Electronic Invoicing

  • The Agent shall be entitled to transmit invoices electronically. The Principal agrees explicitly to accept invoices transmitted electronically by the Agent.

Duration of the Agreement

  • This Contract terminates with the completion of the project.
  • Apart from this, this Contract may be terminated for good cause by either party at any time without notice. Grounds for premature termination include the following:
    • one party breaches major provisions of the Contract
    • one party is in delay with the payments after the beginning of insolvency proceedings
    • legitimate concerns exist regarding the Principal’s credit standing, even though insolvency proceedings have not been opened, the Principal fails to make an advance payment or to furnish suitable security at the Agent’s request and the Agent didn’t know about the Principal’s bad financial situation when the contract was concluded.

Final Provisions

  • The contracting parties declare that all information contained herein is accurate and made in good conscience.

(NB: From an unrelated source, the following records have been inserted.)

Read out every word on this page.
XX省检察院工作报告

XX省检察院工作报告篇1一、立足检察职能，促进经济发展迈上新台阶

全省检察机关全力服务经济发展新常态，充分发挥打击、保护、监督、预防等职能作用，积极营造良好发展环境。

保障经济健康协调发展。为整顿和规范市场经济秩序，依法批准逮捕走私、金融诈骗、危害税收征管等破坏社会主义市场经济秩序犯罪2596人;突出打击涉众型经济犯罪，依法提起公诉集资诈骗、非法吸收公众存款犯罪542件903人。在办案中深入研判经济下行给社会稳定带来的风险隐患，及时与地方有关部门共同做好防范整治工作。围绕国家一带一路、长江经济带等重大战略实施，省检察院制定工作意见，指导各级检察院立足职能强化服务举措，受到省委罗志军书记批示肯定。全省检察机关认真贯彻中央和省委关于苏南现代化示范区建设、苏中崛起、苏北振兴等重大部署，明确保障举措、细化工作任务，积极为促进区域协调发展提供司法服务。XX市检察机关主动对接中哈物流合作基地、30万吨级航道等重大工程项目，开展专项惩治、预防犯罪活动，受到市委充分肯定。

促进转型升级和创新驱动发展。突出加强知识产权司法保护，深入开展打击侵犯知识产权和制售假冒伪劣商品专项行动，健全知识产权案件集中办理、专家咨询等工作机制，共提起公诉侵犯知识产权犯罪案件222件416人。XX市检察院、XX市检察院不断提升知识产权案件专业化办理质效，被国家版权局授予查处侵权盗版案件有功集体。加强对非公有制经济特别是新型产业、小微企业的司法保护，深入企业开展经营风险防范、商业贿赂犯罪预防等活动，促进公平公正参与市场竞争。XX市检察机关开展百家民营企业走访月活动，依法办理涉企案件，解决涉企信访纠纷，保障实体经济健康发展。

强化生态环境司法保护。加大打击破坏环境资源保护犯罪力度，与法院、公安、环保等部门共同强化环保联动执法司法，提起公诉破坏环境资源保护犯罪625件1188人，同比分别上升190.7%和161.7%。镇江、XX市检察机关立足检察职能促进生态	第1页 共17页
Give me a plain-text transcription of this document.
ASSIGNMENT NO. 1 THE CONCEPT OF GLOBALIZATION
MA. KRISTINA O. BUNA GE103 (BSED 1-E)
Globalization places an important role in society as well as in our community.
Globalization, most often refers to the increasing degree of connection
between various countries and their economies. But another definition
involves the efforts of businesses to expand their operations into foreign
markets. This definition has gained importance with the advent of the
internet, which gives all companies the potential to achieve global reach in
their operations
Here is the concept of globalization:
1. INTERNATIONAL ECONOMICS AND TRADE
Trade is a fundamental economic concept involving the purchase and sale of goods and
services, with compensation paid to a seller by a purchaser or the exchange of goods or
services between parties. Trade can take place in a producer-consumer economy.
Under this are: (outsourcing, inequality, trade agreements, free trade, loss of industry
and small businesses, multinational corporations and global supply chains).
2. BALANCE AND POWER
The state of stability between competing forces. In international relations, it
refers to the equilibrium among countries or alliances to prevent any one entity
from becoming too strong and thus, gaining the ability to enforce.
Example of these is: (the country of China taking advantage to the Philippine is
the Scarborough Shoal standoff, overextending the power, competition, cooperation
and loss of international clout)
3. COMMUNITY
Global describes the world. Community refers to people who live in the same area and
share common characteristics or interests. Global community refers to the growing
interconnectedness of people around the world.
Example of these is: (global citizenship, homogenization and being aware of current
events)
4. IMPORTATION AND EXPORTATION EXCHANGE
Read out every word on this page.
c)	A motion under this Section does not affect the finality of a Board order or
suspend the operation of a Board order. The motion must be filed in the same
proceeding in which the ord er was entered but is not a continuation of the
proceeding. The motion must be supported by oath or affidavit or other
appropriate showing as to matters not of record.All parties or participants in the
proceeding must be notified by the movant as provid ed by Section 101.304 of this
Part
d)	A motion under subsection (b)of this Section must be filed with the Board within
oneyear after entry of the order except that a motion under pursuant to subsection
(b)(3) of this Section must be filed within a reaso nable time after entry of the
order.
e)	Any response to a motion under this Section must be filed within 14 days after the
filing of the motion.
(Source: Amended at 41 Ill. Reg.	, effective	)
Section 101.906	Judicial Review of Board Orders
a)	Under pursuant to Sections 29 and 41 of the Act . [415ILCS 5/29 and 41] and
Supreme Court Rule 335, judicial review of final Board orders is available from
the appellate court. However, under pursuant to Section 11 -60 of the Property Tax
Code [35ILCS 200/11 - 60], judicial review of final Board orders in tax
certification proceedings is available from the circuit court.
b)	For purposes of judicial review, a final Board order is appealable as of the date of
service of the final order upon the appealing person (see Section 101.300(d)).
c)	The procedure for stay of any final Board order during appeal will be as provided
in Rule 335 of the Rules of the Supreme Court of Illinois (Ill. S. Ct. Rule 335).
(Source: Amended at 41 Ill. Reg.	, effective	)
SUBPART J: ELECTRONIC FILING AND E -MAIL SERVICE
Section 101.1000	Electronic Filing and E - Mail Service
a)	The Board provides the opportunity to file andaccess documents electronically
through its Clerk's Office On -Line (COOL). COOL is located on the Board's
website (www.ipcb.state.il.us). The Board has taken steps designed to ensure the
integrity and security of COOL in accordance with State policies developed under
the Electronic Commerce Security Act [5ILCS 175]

They shall be mutually obligated to immediately inform the other party of any changes.
  • Modifications of and amendments to this Contract or these General Terms and Conditions shall be made in writing. This shall also apply to a waiver of this requirement in written form.
  • This Contract is governed by the substantive law of the Republic of Austria excluding the conflict-of-law rules of international private law. Place of fulfilment is the registered business establishment of the Agent. Jurisdiction in all disputes is the court in the place where the Agent is based.